The premise: Two humans awake from hibernation 90 years too early on a spaceship that's supposed to be taking them and thousands of others to a new planet. The reaction: No, thank you. Here's what critics are saying about Passengers:
- Chris Pratt's Jim is keeping a secret from Jennifer Lawrence's Aurora, but "the movie does little to nothing" with it, writes Peters Travers at Rolling Stone. The movie could have raised a "challenging moral provocation" but instead ends up being an "agonizingly slow sci-fi misfire" that poorly serves Pratt, Jennifer Lawrence, and the audience. It "isn't worth the trip."
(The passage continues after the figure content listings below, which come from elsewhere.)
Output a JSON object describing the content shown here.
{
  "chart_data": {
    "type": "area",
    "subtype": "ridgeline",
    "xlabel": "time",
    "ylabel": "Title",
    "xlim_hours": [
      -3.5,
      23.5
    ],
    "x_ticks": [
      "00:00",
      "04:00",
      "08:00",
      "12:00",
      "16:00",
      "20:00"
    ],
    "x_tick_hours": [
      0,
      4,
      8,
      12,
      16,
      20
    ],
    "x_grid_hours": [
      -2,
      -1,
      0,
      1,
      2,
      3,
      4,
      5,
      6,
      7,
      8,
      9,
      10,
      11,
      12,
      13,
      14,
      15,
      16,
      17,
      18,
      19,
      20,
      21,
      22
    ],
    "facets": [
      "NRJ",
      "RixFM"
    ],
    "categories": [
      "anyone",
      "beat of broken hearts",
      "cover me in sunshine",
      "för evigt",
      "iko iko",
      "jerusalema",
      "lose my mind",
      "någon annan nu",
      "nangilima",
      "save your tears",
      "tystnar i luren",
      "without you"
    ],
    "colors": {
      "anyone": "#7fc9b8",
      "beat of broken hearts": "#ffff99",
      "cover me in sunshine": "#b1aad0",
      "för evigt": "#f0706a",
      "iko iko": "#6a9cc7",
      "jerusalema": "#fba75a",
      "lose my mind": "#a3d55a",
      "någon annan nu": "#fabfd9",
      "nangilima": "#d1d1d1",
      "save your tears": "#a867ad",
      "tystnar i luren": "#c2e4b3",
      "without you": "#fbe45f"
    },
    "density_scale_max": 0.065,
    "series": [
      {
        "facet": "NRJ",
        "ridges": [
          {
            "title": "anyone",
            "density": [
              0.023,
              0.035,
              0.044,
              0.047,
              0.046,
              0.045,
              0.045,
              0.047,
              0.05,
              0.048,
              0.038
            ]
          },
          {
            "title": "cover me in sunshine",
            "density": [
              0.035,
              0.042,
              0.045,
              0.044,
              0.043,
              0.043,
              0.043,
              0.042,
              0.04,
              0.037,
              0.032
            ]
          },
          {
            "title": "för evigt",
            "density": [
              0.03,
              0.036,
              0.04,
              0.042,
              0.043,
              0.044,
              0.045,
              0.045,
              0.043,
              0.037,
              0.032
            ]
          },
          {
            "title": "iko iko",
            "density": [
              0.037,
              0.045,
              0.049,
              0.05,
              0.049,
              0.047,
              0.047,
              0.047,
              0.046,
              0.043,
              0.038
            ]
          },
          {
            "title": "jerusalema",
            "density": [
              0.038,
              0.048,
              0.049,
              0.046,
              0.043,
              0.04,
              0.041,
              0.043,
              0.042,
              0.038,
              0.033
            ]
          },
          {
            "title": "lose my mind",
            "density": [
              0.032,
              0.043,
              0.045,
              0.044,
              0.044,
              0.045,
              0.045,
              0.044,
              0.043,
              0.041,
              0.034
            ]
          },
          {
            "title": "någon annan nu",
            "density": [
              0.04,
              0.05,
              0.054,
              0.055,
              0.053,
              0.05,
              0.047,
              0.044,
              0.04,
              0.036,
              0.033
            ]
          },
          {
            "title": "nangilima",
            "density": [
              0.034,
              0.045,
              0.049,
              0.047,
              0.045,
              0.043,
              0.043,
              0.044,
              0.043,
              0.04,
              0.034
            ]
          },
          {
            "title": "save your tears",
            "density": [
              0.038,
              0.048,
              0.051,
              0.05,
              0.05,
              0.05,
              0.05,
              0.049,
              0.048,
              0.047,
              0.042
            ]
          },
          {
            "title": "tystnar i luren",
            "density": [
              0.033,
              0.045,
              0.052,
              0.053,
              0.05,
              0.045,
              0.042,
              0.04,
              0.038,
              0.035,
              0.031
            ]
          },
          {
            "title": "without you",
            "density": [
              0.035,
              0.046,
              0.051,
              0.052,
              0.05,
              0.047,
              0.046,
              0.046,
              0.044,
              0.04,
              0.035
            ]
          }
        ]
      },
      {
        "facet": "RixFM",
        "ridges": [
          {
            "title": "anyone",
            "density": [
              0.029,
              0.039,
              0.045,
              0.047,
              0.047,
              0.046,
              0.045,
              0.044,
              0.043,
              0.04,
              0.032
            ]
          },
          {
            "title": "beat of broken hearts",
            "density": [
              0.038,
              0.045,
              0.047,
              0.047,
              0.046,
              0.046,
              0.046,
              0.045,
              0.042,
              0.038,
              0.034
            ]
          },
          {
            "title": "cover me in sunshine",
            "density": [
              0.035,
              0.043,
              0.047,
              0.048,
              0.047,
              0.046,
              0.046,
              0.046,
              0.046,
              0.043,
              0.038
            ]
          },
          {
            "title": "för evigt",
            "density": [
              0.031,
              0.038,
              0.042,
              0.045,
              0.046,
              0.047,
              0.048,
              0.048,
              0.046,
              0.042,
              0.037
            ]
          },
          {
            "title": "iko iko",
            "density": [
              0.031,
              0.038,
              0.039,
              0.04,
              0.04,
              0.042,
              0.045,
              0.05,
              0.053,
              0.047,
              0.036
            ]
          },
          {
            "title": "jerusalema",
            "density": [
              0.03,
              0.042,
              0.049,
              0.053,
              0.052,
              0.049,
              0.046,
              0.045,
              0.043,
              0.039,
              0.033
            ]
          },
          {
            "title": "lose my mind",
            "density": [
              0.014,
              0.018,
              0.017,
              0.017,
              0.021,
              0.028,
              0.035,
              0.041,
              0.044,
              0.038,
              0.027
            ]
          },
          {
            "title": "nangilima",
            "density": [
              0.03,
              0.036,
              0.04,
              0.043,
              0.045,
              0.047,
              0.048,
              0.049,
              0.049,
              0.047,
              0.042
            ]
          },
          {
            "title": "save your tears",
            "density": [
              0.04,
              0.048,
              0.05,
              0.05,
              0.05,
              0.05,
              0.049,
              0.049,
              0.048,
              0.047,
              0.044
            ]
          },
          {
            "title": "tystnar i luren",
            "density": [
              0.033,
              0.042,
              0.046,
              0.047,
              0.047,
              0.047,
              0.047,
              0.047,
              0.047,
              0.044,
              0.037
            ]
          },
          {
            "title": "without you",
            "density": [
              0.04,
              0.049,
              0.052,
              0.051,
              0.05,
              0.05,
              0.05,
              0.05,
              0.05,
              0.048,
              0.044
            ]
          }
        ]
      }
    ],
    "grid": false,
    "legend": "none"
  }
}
- Ann Hornaday at the Washington Post is on the same page. While "Lawrence exerts her usual magnetism" and is able "to infuse real warmth and feisty humor" into the film, Hornaday couldn't get over the plot that "hinges on a morally dubious act that the filmmakers gloss over in a series of creepy justifications." The whole thing "feels alternately dreary and patently derivative."
- Stephanie Zacharek thinks the movie leaves "a sicker, darker, more truthful one crying to get out." But there's plenty to appreciate, she writes at Time, calling it "two-thirds of an amazing movie."
- John Wenzel applauds the "sleek imagery" and "cutting commentary on technology's role in alienating people in a crowded society" at the Denver Post. But beyond that, it falls flat and "rings as hollow as the shiny, cavernous spaces that provide much of the movie's backdrop."